Barthere souligne également une certaine défiance dans les ratios cours/bénéfices des actions, ce qui reflète l’ajustement du marché à ces changements économiques.
Pourquoi c’est important : La récente chute de 20 % du prix du Bitcoin depuis février a soulevé des questions sur les moteurs sous-jacents du sentiment du marché.
Knorr considère qu’il s’agit d’une “correction saine” plutôt que d’un changement structurel, attribuant le déclin à une incertitude et à des craintes de croissance plus larges qu’à des préoccupations inflationnistes.
Il souligne que le Bitcoin reste significativement plus élevé qu’il y a un ou deux ans, suggérant une résilience à long terme.
Toutefois, Lienkha met en garde contre la pression continue, indiquant que “le Bitcoin restera probablement sous pression à moyen terme”, étant donné l’incertitude macroéconomique prédominante et une tendance baissière qui persiste depuis février.
Delhaes relie la correction aux craintes de croissance, soulignant la sensibilité du Bitcoin aux signaux macroéconomiques plus larges, tandis que Barthere l’attribue à une réévaluation des anticipations de croissance, soulignant l’ajustement du marché à une économie en ralentissement.

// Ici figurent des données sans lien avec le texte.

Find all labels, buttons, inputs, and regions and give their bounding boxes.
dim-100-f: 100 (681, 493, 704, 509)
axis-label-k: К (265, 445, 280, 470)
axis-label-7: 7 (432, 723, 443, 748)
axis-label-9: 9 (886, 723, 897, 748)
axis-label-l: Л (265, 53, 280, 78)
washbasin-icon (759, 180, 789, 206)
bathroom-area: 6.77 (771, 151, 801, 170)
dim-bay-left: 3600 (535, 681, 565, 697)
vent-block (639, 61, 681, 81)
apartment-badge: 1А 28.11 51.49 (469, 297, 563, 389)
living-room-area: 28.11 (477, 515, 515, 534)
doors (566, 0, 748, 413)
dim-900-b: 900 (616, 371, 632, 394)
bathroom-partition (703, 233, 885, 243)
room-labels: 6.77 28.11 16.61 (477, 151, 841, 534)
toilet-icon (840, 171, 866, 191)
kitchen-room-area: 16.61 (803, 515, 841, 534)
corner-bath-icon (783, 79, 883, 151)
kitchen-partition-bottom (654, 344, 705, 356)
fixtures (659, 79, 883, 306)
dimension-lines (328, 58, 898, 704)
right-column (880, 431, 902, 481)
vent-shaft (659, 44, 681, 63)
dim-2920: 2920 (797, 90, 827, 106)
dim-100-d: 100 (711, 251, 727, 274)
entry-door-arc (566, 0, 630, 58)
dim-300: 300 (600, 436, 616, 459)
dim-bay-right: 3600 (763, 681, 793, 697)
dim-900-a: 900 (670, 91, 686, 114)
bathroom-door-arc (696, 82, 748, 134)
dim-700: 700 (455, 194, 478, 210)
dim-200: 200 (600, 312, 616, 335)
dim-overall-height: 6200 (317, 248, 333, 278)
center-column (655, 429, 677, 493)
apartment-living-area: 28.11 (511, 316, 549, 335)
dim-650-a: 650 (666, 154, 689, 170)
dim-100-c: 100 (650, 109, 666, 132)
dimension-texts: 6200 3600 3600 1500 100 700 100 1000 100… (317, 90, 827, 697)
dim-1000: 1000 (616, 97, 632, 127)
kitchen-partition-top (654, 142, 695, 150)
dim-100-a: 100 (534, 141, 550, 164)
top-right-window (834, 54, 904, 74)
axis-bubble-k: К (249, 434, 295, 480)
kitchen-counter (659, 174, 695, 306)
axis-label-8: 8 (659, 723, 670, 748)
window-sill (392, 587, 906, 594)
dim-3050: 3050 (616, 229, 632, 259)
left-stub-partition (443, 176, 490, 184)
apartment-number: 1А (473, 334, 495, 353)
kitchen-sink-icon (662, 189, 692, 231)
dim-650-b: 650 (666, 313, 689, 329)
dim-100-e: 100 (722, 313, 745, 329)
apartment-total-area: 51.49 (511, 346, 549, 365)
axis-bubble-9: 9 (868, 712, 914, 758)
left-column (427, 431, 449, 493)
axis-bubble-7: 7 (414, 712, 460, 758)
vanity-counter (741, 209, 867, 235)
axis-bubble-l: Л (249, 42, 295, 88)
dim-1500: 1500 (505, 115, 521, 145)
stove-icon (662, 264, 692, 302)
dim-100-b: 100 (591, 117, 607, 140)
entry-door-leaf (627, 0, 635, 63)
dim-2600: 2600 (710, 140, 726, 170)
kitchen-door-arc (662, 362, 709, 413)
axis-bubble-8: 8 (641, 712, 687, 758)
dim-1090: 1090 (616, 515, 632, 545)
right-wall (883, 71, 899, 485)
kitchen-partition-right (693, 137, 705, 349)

Les effets d’entraînement de la guerre commerciale vont au-delà des prix des jetons, impactant les opérations minières de Bitcoin en raison du rôle dominant de la Chine dans la fabrication de matériel.
Déclaration des experts : Dillon Liang, co-fondateur de Concrete, met en lumière les défis potentiels, notant que “la Chine reste un acteur dominant dans la production de hardware de minage”, et que les tarifs ou d’autres perturbations des chaînes d’approvisionnement pourraient entraîner une augmentation des coûts de matériel, des cycles de déploiement plus lents et une plus grande consolidation entre les sociétés de minage, favorisant ainsi les acteurs bien capitalisés.
Cela met en évidence la vulnérabilité de l’écosystème crypto aux tensions géopolitiques, même si le Bitcoin gagne du terrain en tant que “or numérique” et en tant que couverture contre l’incertitude macroéconomique, comme le souligne Liang.
Qu’est-ce qui va suivre : À l’ère de cette fragmentation, les actifs de règlement neutres gagnent du terrain en tant que solutions de transaction transfrontalière.
Ermin Sharich, co-fondateur d’Aegis, observe que “alors que le commerce mondial devient de plus en plus fragmenté… les actifs de règlement neutres tels que le Bitcoin et les stablecoins deviennent de plus en plus attrayants”, en particulier dans les régions qui cherchent à se protéger contre les risques géopolitiques.
Il cite des exemples comme la Russie et la Chine explorant le règlement d’actifs numériques en dehors du système SWIFT, et les marchés émergents utilisant Tether pour le commerce, illustrant le rôle croissant des cryptomonnaies dans le contournement des points de blocage financiers traditionnels.
Sharich note que les stablecoins, avec leur stabilité des prix et leur intégration plus facile dans les systèmes traditionnels, sont plus attrayants que le Bitcoin à ces fins, bien que les deux types d’actifs bénéficient de cette tendance à la fragmentation des échanges.